Somerlyn Cothran, NSWA Executive Director
There’s been a lot of talk lately about how the prices of oil are affecting production in the massive U.S. shale plays. While a lot of analysts disagree on how low oil prices must go before shale oil production becomes unprofitable, not too many people are talking about the mom-and-pop producers.
Stripper well producers are resilient. Many “long-timers” I know have watched fluctuations in oil prices many times, and adapted, by becoming experts in keeping costs low. You know, as well as I do, that prices will have to drop significantly and stay depressed for a prolonged period before stripper well producers cut back on production or shut-in wells. Of course, as wells go down for mechanical reasons, they might not be put back on as quickly. This practice is something the large independents like Continental Resources are looking at doing as well.
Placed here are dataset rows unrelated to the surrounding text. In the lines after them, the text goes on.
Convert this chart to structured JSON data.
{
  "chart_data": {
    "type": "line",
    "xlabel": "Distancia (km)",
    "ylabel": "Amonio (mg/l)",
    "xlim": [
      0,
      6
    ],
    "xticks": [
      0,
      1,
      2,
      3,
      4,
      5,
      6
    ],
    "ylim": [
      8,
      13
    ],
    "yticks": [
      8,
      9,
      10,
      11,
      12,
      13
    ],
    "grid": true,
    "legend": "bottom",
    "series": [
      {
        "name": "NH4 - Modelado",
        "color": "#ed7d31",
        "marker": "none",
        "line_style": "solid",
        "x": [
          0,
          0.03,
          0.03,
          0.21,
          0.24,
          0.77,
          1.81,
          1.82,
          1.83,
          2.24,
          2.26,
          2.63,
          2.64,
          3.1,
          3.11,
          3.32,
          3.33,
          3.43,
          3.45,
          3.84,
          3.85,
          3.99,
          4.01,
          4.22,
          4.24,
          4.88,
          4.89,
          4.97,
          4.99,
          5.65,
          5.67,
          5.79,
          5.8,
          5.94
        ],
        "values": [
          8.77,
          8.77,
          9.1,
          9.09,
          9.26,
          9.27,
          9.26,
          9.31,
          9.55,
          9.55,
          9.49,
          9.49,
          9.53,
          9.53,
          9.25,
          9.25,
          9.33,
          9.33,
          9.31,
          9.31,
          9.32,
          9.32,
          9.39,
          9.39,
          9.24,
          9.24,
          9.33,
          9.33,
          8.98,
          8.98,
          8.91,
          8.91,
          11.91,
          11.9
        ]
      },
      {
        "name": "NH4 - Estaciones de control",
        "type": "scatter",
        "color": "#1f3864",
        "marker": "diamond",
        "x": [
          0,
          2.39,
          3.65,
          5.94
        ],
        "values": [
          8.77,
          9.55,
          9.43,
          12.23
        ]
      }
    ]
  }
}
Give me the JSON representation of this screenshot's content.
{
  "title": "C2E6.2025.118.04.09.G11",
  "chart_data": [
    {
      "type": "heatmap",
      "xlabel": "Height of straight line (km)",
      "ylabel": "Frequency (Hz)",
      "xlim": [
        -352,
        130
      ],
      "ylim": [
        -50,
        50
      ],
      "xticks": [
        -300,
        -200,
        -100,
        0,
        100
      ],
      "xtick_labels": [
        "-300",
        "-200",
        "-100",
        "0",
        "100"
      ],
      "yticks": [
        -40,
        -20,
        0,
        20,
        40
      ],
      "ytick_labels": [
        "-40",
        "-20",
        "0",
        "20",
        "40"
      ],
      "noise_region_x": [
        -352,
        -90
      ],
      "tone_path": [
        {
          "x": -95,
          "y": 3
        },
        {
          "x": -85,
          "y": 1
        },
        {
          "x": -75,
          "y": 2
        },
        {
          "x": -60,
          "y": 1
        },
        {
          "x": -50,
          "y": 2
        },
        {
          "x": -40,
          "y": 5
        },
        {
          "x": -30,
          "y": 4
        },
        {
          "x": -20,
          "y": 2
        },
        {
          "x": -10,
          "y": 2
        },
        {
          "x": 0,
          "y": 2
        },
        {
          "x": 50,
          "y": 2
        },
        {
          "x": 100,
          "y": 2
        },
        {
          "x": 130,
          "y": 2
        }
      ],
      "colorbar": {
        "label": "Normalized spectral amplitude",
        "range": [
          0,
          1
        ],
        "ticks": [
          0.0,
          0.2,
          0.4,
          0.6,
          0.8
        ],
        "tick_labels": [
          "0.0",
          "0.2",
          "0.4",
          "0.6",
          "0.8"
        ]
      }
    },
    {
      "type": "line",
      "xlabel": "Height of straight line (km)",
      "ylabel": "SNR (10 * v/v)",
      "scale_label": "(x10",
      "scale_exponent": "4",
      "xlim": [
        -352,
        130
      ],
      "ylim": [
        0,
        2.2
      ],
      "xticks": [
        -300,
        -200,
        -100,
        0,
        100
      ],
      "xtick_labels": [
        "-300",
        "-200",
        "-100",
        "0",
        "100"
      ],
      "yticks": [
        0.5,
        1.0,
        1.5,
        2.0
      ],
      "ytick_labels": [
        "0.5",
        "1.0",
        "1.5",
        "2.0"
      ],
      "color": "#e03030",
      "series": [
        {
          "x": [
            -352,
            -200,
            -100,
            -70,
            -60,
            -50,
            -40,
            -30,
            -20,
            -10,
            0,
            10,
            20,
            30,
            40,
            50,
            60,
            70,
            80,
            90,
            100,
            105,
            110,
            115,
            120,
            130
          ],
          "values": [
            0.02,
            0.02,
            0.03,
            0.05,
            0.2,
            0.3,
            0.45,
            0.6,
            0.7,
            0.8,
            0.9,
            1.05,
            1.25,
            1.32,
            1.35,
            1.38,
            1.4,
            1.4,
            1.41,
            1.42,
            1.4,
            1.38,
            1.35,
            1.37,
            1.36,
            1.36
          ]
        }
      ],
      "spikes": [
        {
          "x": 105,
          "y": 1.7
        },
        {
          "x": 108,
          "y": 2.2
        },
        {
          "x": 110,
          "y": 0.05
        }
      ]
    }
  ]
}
What we must do, as stripper well producers, is work on revising our production targets and forget about shutting in or abandoning our wells, for now. In the areas of higher-cost production, where wells are deeper and cost more to repair, or where weather conditions are more severe will impact these decisions more. And producers in states with high taxes and costly regulatory environments are disadvantaged when it comes to producing in a lower price environment. However, according to the 2012 Marginal Well Report, recently released by the Interstate Oil & Gas Compact Commission (IOGCC), states that, “On average, each million dollars of lost marginal production … would reduce economic output by an additional $700,000.” Also in the report, “The marginal oil and natural gas produced in 2012 had an estimated value of $30.8 billion.” America needs America’s energy, and these are big numbers that we can’t afford to ignore.
Our industry is always going to be subjected to supply- and demand-driven price swings. Sometimes, the price is driven by speculation or foreign government manipulation as much as, or more than, supply and demand. I personally think this time the Saudis are talking the market down with threats of flooding the market in order to slow increasing U.S. production. Only time will tell, but I believe they no longer have the production capacity needed to drive the market, like they once had.
The nation’s 771,000 stripper wells produce about 11% of our total oil. It is like a strategic petroleum reserve all across America. This resilient production will be there for generations of Americans to come—as long as we don’t tax or regulate it out of business.